Cálido, relajante y maravillosamente sencillo.

La leche dorada es una de esas recetas que parece más un pequeño ritual que una simple bebida. Elaborada con leche, cúrcuma, especias que calientan y un toque de dulzor, tiene un efecto naturalmente reconfortante que la hace perfecta para las mañanas tranquilas, los momentos de relajación al atardecer o los ratos de calma entre medias.

Su intenso color dorado se debe a la cúrcuma, mientras que la canela, el jengibre y un toque de pimienta negra le aportan calidez y profundidad.
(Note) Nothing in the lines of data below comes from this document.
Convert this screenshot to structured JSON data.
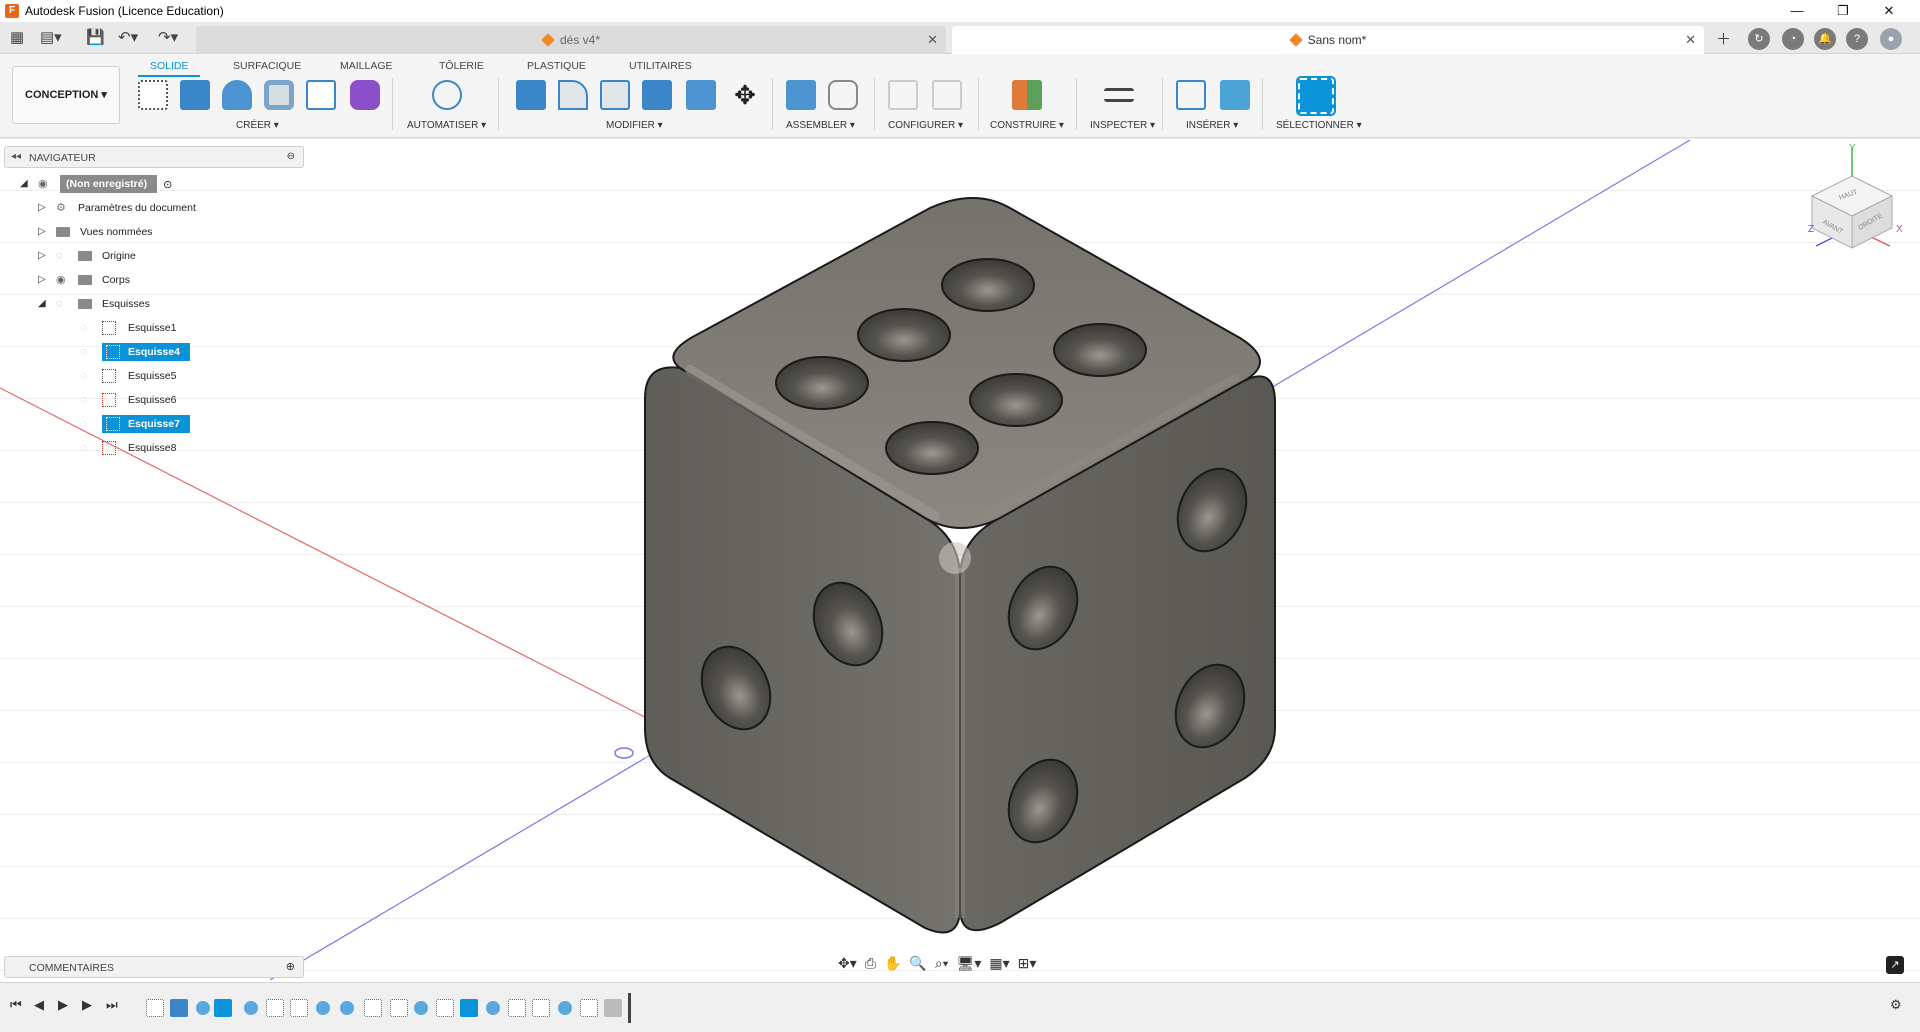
{
  "window": {
    "title": "Autodesk Fusion (Licence Education)",
    "controls": [
      "—",
      "❐",
      "✕"
    ]
  },
  "tabs": [
    {
      "label": "dés v4*",
      "active": false
    },
    {
      "label": "Sans nom*",
      "active": true
    }
  ],
  "ribbon": {
    "workspace": "CONCEPTION ▾",
    "tabs": [
      "SOLIDE",
      "SURFACIQUE",
      "MAILLAGE",
      "TÔLERIE",
      "PLASTIQUE",
      "UTILITAIRES"
    ],
    "active_tab": "SOLIDE",
    "groups": [
      "CRÉER ▾",
      "AUTOMATISER ▾",
      "MODIFIER ▾",
      "ASSEMBLER ▾",
      "CONFIGURER ▾",
      "CONSTRUIRE ▾",
      "INSPECTER ▾",
      "INSÉRER ▾",
      "SÉLECTIONNER ▾"
    ]
  },
  "navigator": {
    "title": "NAVIGATEUR",
    "root": "(Non enregistré)",
    "items": [
      "Paramètres du document",
      "Vues nommées",
      "Origine",
      "Corps",
      "Esquisses"
    ],
    "sketches": [
      {
        "label": "Esquisse1",
        "selected": false
      },
      {
        "label": "Esquisse4",
        "selected": true
      },
      {
        "label": "Esquisse5",
        "selected": false
      },
      {
        "label": "Esquisse6",
        "selected": false
      },
      {
        "label": "Esquisse7",
        "selected": true
      },
      {
        "label": "Esquisse8",
        "selected": false
      }
    ]
  },
  "comments": {
    "title": "COMMENTAIRES"
  },
  "viewcube": {
    "top": "HAUT",
    "front": "AVANT",
    "right": "DROITE",
    "axis_x": "X",
    "axis_y": "Y",
    "axis_z": "Z"
  },
  "colors": {
    "accent": "#0696d7",
    "selection": "#0a93d8",
    "die_body": "#6e6c66",
    "grid": "#dcdcdc"
  }
}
El resultado es una bebida suave y ligeramente especiada que resulta reconfortante, relajante y un poco lujosa.

Servida caliente, la «Golden Milk» combina el confort y la sencillez de la forma más elegante.


INGREDIENTES

Para 2 raciones

  • 500 ml de leche al gusto, ya sea láctea o vegetal sin azúcar

  • 1 cucharadita de cúrcuma molida

  • 1/2 cucharadita de canela molida

  • 1/4 de cucharadita de jengibre molido

  • una pizca muy pequeña de pimienta negra

  • 1 cucharadita de miel o sirope de arce; ajustar al gusto

  • 1/2 cucharadita de extracto de vainilla (opcional)

Extras premium opcionales

  • una pizca de cardamomo molido

  • 1 cucharadita de aceite de coco para conseguir una textura más sedosa

  • un poco de jengibre fresco rallado en lugar de molido

  • un poco más de canela para servir


MÉTODO

1. Calienta la leche

Vierte la leche en una cacerola pequeña y ponla a fuego lento o medio. No dejes que hierva, solo caliéntala a fuego lento.

2. Añade las especias

Incorpora la cúrcuma, la canela, el jengibre y la pimienta negra. Remueve bien para que las especias se disuelvan uniformemente en la leche.

3. Endulzar y dar el toque final

Añade la miel o el sirope de arce, y el extracto de vainilla si lo utilizas. Sigue batiendo durante 2 o 3 minutos hasta que la bebida esté caliente, homogénea y ligeramente espumosa.

4. Servir

Viértelo en tazas y, si lo deseas, espolvorea un poco de canela por encima. Sírvelo caliente.


Consejos rápidos

  • Bate sin parar mientras calientas para que las especias se mezclen bien.

  • Utiliza leche de almendras, avena o coco sin azúcar para conseguir un resultado más suave y cremoso.

  • Añade el edulcorante al final para que puedas ajustarlo fácilmente a tu gusto.

  • Una pizca de pimienta negra ayuda a redondear el sabor y combina a la perfección con la cúrcuma.